Негромко, чтобы не мешать Сашке, я сказал водителю:
— Ездите хорошо — загляденье…
Он усмехнулся, пожал плечами:
— Нормально… Я тринадцать лет прослужил в «девятке».
Охранник Миша, подумав, видимо, что я не пойму, объяснил:
— В охране правительства — Янаева, вице-президента возил. Смешной был мужик…
Зачем-то — какое мне дело? — я спросил:
— А стреляешь как?
Водила, ни на миг не отрываясь взглядом от дороги, каким-то боковым зрением посмотрел на меня, будто оценивал, стою ли я ответа, подумал и с явным удовольствием сказал:
— О, стреляю-то я хорошо!..
А Миша кивнул, засвидетельствовал:
— Штатно! У нас с этим нормально…
И я ему поверил — интересно было бы посмотреть, как они хорошо стреляют, если эта виртуозная езда — нормальная.
Сашка громко засмеялся и сказал в телефон:
— Нет, об этом и не заикайся! Не дам! У меня только на твой пенсионный фонд уходит в год около пяти тысяч. Прикинь — полтинник за десять лет. За век — полмиллиона. За тысячу лет — пять лимонов! Вот тут ты выходишь на пенсию и ни в чем себе не отказываешь. Все, все — тема исперчена. Позвони в пятницу Кузнецову и доложи движение моего вопроса…

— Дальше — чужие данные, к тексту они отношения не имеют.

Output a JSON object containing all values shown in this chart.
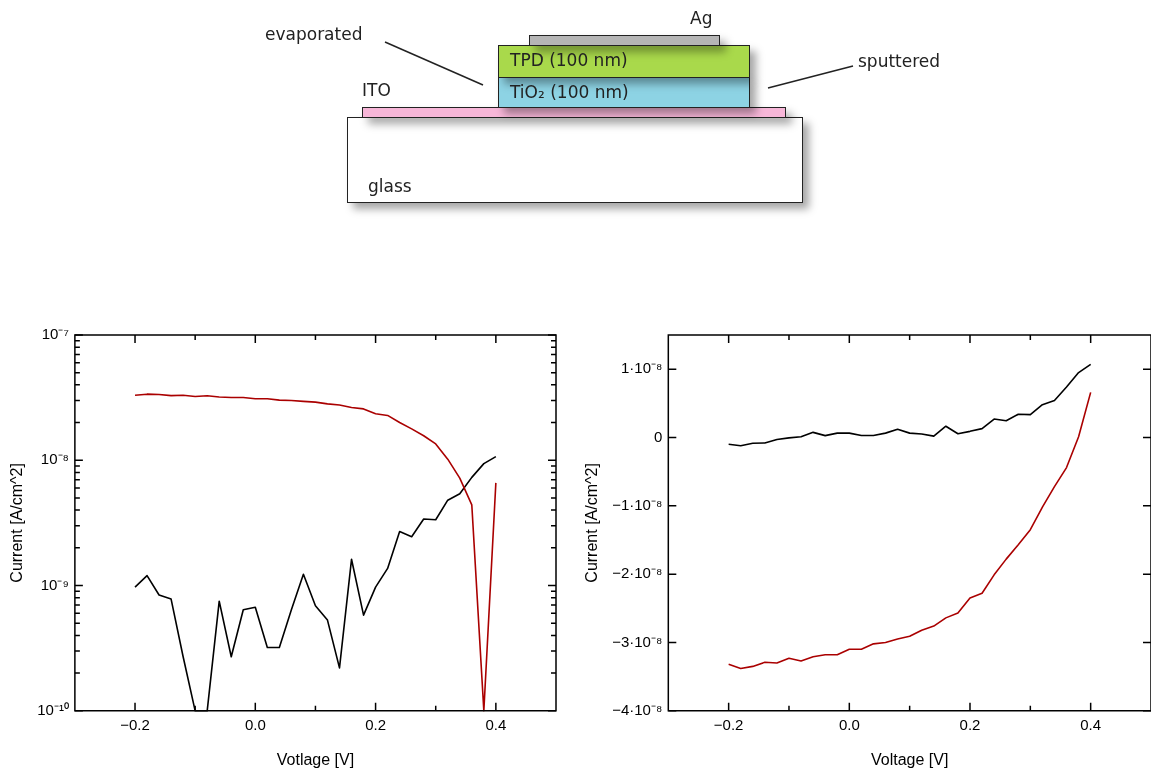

Щелкнул кнопочкой, бросил аппаратик в карман, посмотрел на меня.
— Ну, чего?
— Чего! Чего! А ничего! Сегодня Кузьмич старательно и тонко выполнял твое поручение.
— Какое именно?
— Объяснял мне, придурку, что с полицейской беготней пора завязывать. Делом надо заниматься! Настроения выведывал…
— Разумно. Но ты ошибаешься — я ему этого не поручал, — засмеялся Серебровский и рукой показал на джипы сопровождения: — Сафонов, умница и профессионал, понимает неэффективность физического прикрытия, силовой охраны. Это все — часть карнавала, гроза для босоты, уличных отморозков. Борис Березовский чудом избежал смерти, а вот в этом переулке среди бела дня застрелили моего приятеля банкира Мишу Журавлева. Как ты догадываешься, их неплохо охраняли…
— А чего хочет Кузьмич?
— Психологической игры. Он уверен, что ты сможешь погасить иррациональный чемпионский азарт Кота.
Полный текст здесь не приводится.